The residence of the famous Nuremberg painter and graphic artist Albrecht Dürer is situated close to Tiergärtnertor right below the Castle.
The decades around 1500 were an era of genius – especially in Nuremberg. In those days, this was one of Europe's leading city-states, self-governing under the Empire and renowned for its economic clout, art, and culture. It was an ideal home for painter, graphic artist, and art theoretician Albrecht Dürer. The artist acquired the property in 1509 – an impressive home in those days as well, built around 1420 and renovated shortly before he bought it. Dürer was at the height of his fame then, and lived and worked here until his death in 1528, together with his wife Agnes, his mother, his pupils and apprentices.

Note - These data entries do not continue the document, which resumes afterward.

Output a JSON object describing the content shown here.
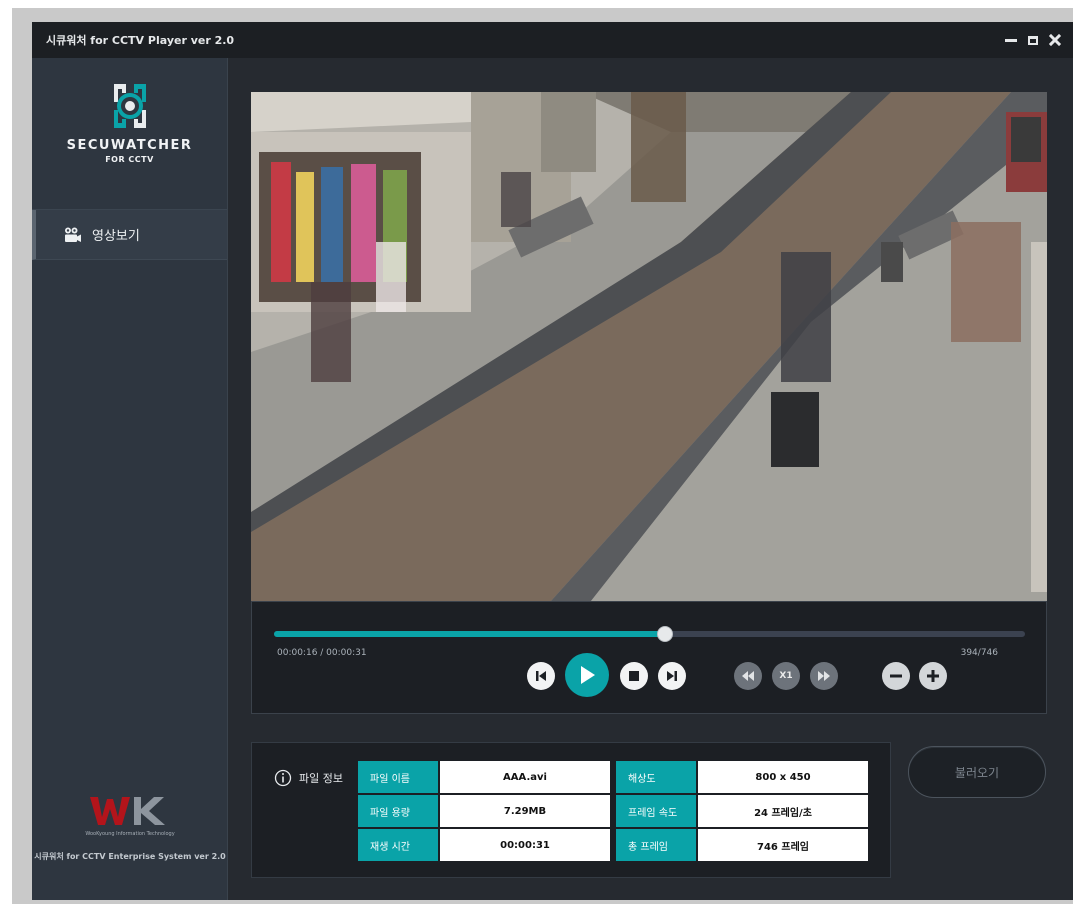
{
  "window": {
    "title": "시큐워처 for CCTV Player ver 2.0"
  },
  "sidebar": {
    "brand_name": "SECUWATCHER",
    "brand_sub": "FOR CCTV",
    "items": [
      {
        "label": "영상보기",
        "icon": "camera-icon",
        "active": true
      }
    ],
    "footer_logo_sub": "WooKyoung Information Technology",
    "footer_text": "시큐워처 for CCTV Enterprise System ver 2.0"
  },
  "player": {
    "time": "00:00:16 / 00:00:31",
    "frame": "394/746",
    "progress": 0.52,
    "speed_label": "X1",
    "buttons": [
      "skip-previous-icon",
      "play-icon",
      "stop-icon",
      "skip-next-icon",
      "rewind-icon",
      "fast-forward-icon",
      "zoom-out-icon",
      "zoom-in-icon"
    ]
  },
  "file_info": {
    "title": "파일 정보",
    "rows": [
      {
        "k1": "파일 이름",
        "v1": "AAA.avi",
        "k2": "해상도",
        "v2": "800 x 450"
      },
      {
        "k1": "파일 용량",
        "v1": "7.29MB",
        "k2": "프레임 속도",
        "v2": "24 프레임/초"
      },
      {
        "k1": "재생 시간",
        "v1": "00:00:31",
        "k2": "총 프레임",
        "v2": "746 프레임"
      }
    ]
  },
  "load_button": "불러오기",
  "colors": {
    "accent": "#0aa3a8",
    "background": "#262a30",
    "sidebar": "#2e3640",
    "logo_red": "#b3141b"
  }
}
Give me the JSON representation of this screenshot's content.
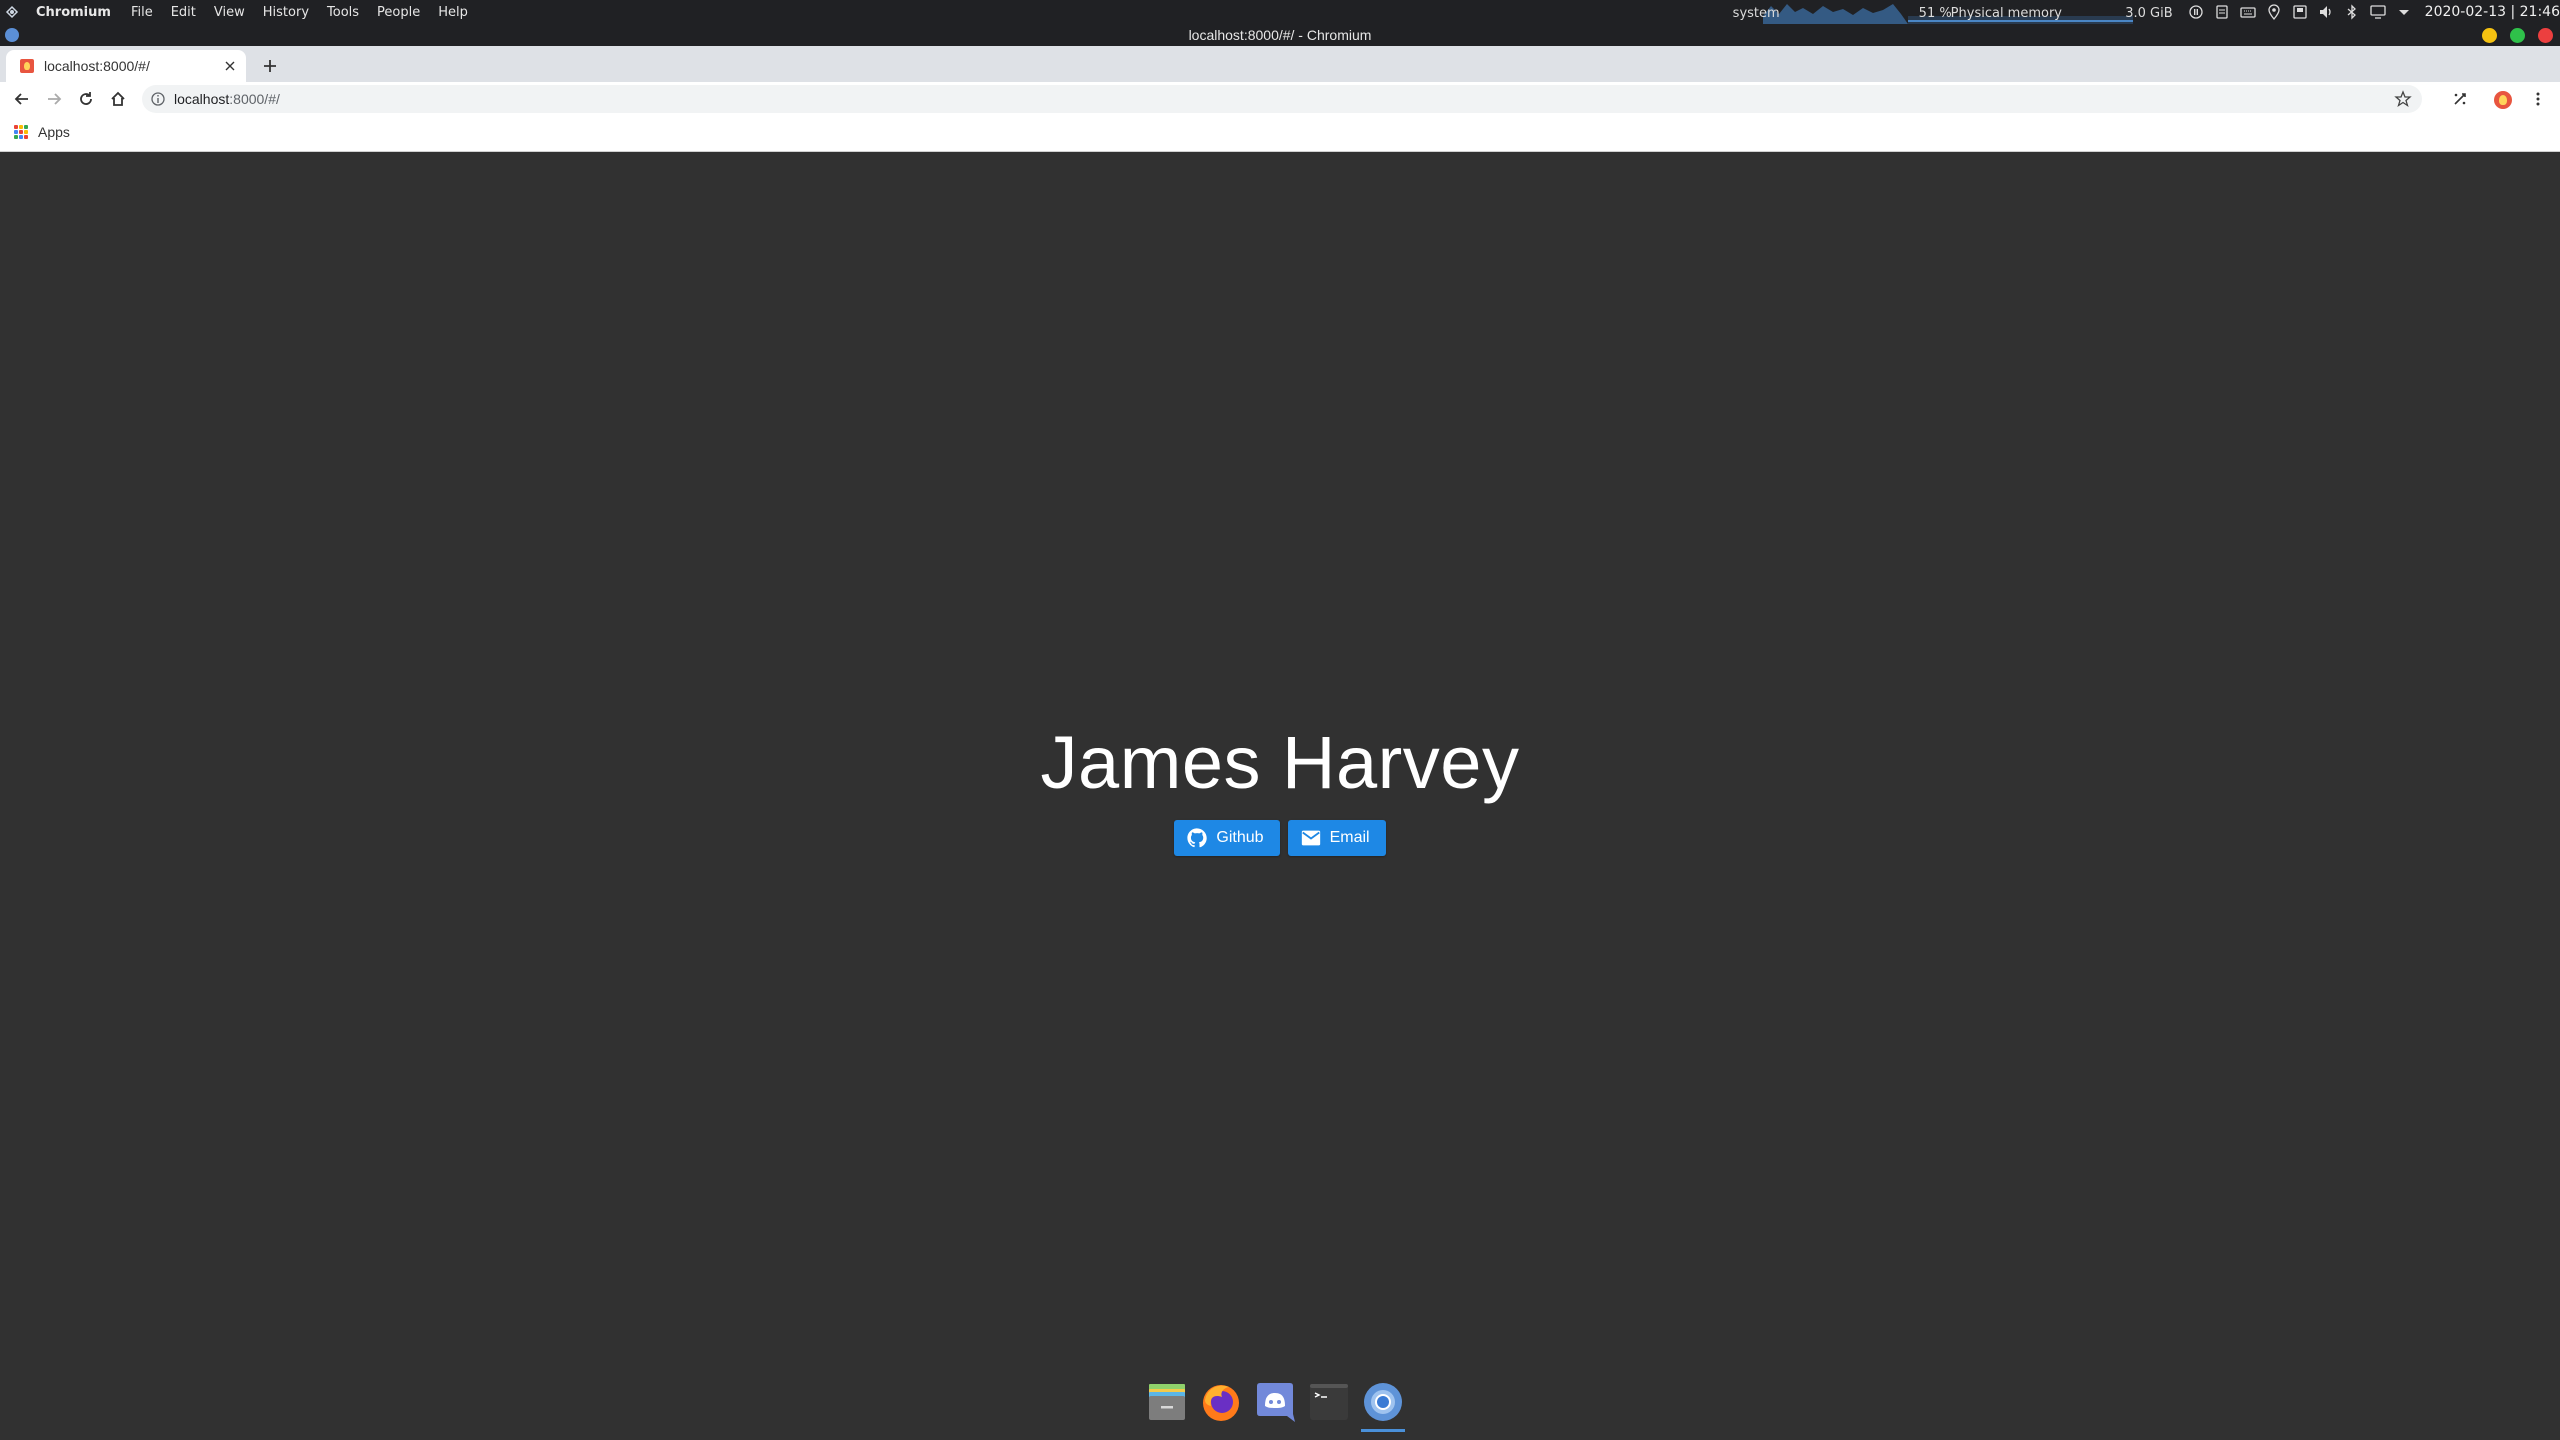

The building passed to other owners after Dürer's death, but its connection with its most eminent resident was never forgotten. As early as 1675, famed German Baroque painter Joachim von Sandrart called attention to how very special the house was – and thus it has been preserved down to the present. One of the earliest memorials to an artist anywhere in the world, the house was reconfigured as a museum in 1871.
The massive air raid on Nuremberg's Old Town on January 2, 1945, did not entirely spare the Dürer House. Bombs landing nearby blew part of the roof off and knocked out the windows and sections of the exterior walls. But the building never caught fire, and never suffered a direct hit. Its core was still standing when the war ended, and as early as 1949, the major damage caused by World War II was repaired. It was ready to reopen as a museum – an important symbol of the reconstruction of the Old Town. And so it remains the only late-medieval artist's home still extant north of the Alps.